Al Unísono
Ese día se me hizo tarde, ya había oscurecido, entonces, intenté cruzar el salón de los espejos para llegar más pronto a casa. En cuanto estuve en la entrada posterior, escuché sus respiraciones agitadas, sin pensarlo abrí muy poco la puerta. Me quedé observando, no los podía ver directamente, mas sí su reflejo.
Por un segundo pensé que era malo quedarme ahí oculta, mirando, pero luego, me cautivó lo que presenciaba, jamás había visto que dos personas se amaran de esa manera, mis vellos se erizaron y sentí como mi boca entreabierta se humedecía un tanto más de lo habitual.
Él, la envolvía con suavidad entre sus brazos mientras enganchaban sus pelvis. Ambos estaban envueltos en un manto de placer que solo existe cuando los cuerpos alcanzan la temperatura ideal para fusionarse al unísono. Me sorprendió la facilidad con que ella tomó su pie y alzó su pierna estirándola con delicadeza, entretanto, arqueaba su columna abruptamente hacia atrás y sus rulos claros caían casi tocando la superficie.
A veces sus movimientos se precipitaban y se hacían algo violentos, pero sus caras irradiaban satisfacción. A ratos ella sonreía, mostrando con sutileza los dientes, alargaba su cuello, entregándolo para ser objeto de contemplación y deleite. Él, le acercaba su boca, mas le evadía aproximándose mejor a sus labios sin siquiera tocarlos, cuando éstos se acercaban el tiempo iba más despacio.
Sincronizadas sus piernas se enlazaban en desplazamientos ascendentes y cadenciosos de variable velocidad. Iban y venían, recorrieron e hicieron suyo el lugar.
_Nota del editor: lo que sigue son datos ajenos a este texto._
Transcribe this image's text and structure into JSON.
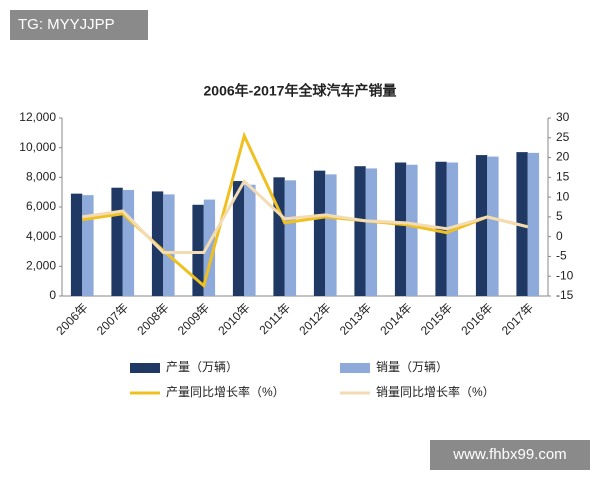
{
  "chart_data": {
    "type": "bar",
    "title": "2006年-2017年全球汽车产销量",
    "categories": [
      "2006年",
      "2007年",
      "2008年",
      "2009年",
      "2010年",
      "2011年",
      "2012年",
      "2013年",
      "2014年",
      "2015年",
      "2016年",
      "2017年"
    ],
    "series": [
      {
        "name": "产量（万辆）",
        "type": "bar",
        "color": "#1f3864",
        "values": [
          6900,
          7300,
          7050,
          6150,
          7750,
          8000,
          8450,
          8750,
          9000,
          9050,
          9500,
          9700
        ]
      },
      {
        "name": "销量（万辆）",
        "type": "bar",
        "color": "#8eaadb",
        "values": [
          6800,
          7150,
          6850,
          6500,
          7500,
          7800,
          8200,
          8600,
          8850,
          9000,
          9400,
          9650
        ]
      },
      {
        "name": "产量同比增长率（%）",
        "type": "line",
        "axis": "y2",
        "color": "#f0c020",
        "values": [
          4.3,
          5.8,
          -3.5,
          -12.4,
          25.5,
          3.5,
          5,
          4,
          3,
          1,
          5,
          2.5
        ]
      },
      {
        "name": "销量同比增长率（%）",
        "type": "line",
        "axis": "y2",
        "color": "#f3dcb4",
        "values": [
          5,
          6.5,
          -4,
          -4,
          14,
          4.5,
          5.5,
          4,
          3.5,
          2,
          5,
          2.5
        ]
      }
    ],
    "ylim": [
      0,
      12000
    ],
    "yticks": [
      0,
      {
        "value": 2000,
        "label": "2,000"
      },
      {
        "value": 4000,
        "label": "4,000"
      },
      {
        "value": 6000,
        "label": "6,000"
      },
      {
        "value": 8000,
        "label": "8,000"
      },
      {
        "value": 10000,
        "label": "10,000"
      },
      {
        "value": 12000,
        "label": "12,000"
      }
    ],
    "y2lim": [
      -15,
      30
    ],
    "y2ticks": [
      -15,
      -10,
      -5,
      0,
      5,
      10,
      15,
      20,
      25,
      30
    ]
  },
  "watermarks": [
    "TG: MYYJJPP",
    "www.fhbx99.com"
  ]
}
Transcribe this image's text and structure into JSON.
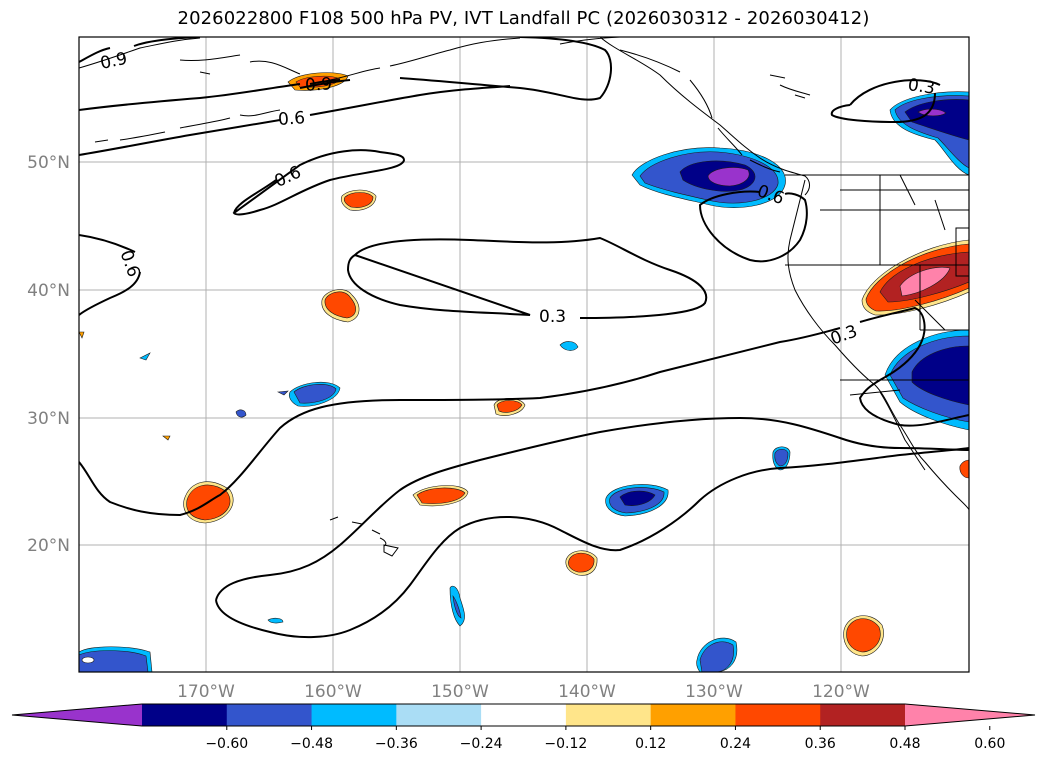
{
  "title": "2026022800 F108 500 hPa PV, IVT Landfall PC (2026030312 - 2026030412)",
  "lat_labels": [
    "50°N",
    "40°N",
    "30°N",
    "20°N"
  ],
  "lon_labels": [
    "170°W",
    "160°W",
    "150°W",
    "140°W",
    "130°W",
    "120°W"
  ],
  "contour_labels": [
    "0.9",
    "0.9",
    "0.6",
    "0.6",
    "0.6",
    "0.6",
    "0.3",
    "0.3",
    "0.3"
  ],
  "colorbar": {
    "ticks": [
      "−0.60",
      "−0.48",
      "−0.36",
      "−0.24",
      "−0.12",
      "0.12",
      "0.24",
      "0.36",
      "0.48",
      "0.60"
    ],
    "colors": [
      "#9933cc",
      "#000088",
      "#3355cc",
      "#00bbff",
      "#aaddf5",
      "#ffffff",
      "#ffe58a",
      "#ffa000",
      "#ff4800",
      "#b22222",
      "#ff82aa"
    ]
  },
  "colors": {
    "gridline": "#b0b0b0",
    "axis_label": "#808080",
    "contour": "#000000"
  }
}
De una postura a otra, me parecía que transitaban por un museo de arte entre las esculturas de Rodin, imitando cada figura.
Sus resuellos jadeantes, en cada soplo de energía, atravesaban la sala hacia mí. De pronto se detuvieron en intensidad, el depositó todo su peso extendiéndose sobre ella, sin dar señal alguna de que esto les incomodara. En ese momento, pude notar que ambos sudaban, las gotas en su piel producían pequeños destellos por una de las luces que parpadeaba en mal estado.
Sus clavículas se marcaban en cada inhalación que exigía ser profunda. Ella ajustó sus brazos entrelazados a la cadera ancha y robusta de su compañero, y los desenvolvió hasta que pudo empujarlo y deslizarse junto a él dando vueltas sobre el tapiz, luego se elevaron rápidamente como eyectados del suelo, les era más fácil volar que mantenerse en tierra firme. Giraban en ocasiones sostenidos de la cintura, entraban y salían con liviandad del piso, una y otra vez, eran un trío en el que la gravedad no encajaba.
A esa altura, me sentía Ella, era yo a quien él amaba, iba todo perfecto. Entonces, el maestro que estaba en un punto ciego para mí les grita con autoridad:
―¡No Denis ! ¡En el último salto, ambos pies deben volver simultáneamente del demi-plié a la quinta posición, no a la segunda! ¡Vamos! ¡Desde arriba, otra vez!
Esa era mi oportunidad para atravesar el salón, pero avergonzada de mis emociones, cerré y tomé el camino largo.